Just curious...are you basing this on the fan designation of this portrait, or the merchandising designation (from the lenticular pin) or is there a reference from the mansion itself?

4:26 PM  
Blogger Chef Mayhem said...

You know who added the blood to the axe, don't you?

4:30 PM  
Blogger Ghost Relations Dept. said...

I am using the merchandising term for the portrait as Master Gracey. Also, in discussion with a few Imagineers about the portrait in the foyer, his original name was the Aging Man. The Imagineers I have spoken with do not mind the portrait in the foyer being called Master Gracey, but the body above the stretch room in a death phase, they said was disrespectful to the memory of Yale Gracey who was murdered.

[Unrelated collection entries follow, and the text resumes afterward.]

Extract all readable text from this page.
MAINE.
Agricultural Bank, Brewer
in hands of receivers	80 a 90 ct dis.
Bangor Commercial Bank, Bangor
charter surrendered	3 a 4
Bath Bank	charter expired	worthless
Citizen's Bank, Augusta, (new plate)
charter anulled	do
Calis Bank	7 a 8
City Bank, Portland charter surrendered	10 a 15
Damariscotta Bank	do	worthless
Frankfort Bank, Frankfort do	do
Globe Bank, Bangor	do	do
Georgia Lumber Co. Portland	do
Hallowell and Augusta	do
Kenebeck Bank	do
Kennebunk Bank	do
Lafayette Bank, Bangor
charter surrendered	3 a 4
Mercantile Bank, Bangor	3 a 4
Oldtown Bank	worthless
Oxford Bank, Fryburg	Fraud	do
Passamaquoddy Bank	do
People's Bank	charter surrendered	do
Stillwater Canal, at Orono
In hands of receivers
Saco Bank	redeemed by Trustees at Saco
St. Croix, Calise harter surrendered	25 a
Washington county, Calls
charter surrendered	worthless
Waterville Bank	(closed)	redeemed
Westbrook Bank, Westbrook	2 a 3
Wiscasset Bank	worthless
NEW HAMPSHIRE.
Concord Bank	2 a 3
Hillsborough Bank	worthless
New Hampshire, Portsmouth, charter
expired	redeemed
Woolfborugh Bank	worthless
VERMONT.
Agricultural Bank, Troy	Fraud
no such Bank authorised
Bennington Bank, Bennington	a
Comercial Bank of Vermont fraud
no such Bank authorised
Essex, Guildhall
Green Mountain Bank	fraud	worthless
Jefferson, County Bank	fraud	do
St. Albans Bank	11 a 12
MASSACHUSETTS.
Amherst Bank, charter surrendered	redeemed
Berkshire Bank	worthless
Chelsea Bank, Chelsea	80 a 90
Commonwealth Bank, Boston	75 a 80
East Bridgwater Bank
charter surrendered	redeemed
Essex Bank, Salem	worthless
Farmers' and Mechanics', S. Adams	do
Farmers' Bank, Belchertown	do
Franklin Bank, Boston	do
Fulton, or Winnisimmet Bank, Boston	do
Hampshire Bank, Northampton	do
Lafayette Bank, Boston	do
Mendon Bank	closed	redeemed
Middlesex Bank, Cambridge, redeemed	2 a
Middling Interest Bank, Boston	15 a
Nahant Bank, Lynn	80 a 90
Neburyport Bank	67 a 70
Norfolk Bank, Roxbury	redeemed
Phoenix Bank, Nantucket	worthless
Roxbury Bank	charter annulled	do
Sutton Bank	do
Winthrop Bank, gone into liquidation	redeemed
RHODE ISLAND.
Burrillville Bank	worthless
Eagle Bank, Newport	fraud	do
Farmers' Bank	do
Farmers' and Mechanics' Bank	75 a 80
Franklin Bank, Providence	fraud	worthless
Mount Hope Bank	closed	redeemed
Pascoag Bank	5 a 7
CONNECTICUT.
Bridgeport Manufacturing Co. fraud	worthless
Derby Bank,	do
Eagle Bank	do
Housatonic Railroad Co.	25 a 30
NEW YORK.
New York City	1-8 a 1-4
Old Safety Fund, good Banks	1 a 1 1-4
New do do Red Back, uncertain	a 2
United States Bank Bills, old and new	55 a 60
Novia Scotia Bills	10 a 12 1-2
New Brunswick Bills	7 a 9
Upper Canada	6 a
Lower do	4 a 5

So in short, I took the name Master Gracey from the merchandise of the Pin. Many of the fan stories refered to it as Master Gracey and then Merchandise picked up on it as well.

7:13 PM  
Blogger Ghost Relations Dept. said...

The bloody axe version was painted up by good old Steve Fink, an ex-Staff Shop Worker at Disneyland. Take a gander at his interview over on Doombuggies.com folks!

7:14 PM  
Anonymous Anonymous said...

Say, that's interesting that he has a hatchet, now that the Disneyland bride also has one. I wonder if it's suppposed to be the same hatchet in the revised story?

10:39 AM  
Anonymous Anonymous said...

Oh, i found this blog and searched the entire thing for a picture of this guy. Cool!

2:58 PM  
Anonymous Anonymous said...

It's great to see all those representations in one place. I never got the blood on the hatchet. It wasn't part of the original concept and does nothing to enhance the subject's character. My impression had always been that figure in the painting had the axe simply because he had just chopped his way free of whatever the rope had been "holding him back", not that he was out for a Michael Myers style murder spree. I doubt that fits with the unfortunate "fan fiction" stories that circulate about peripheral characters like this guy (PLEASE - not another "Master Gracey" soap opera where the name on a tombstone outside the ride is attached to this or other characters on the inside), but it did seem to be the most obvious explanation.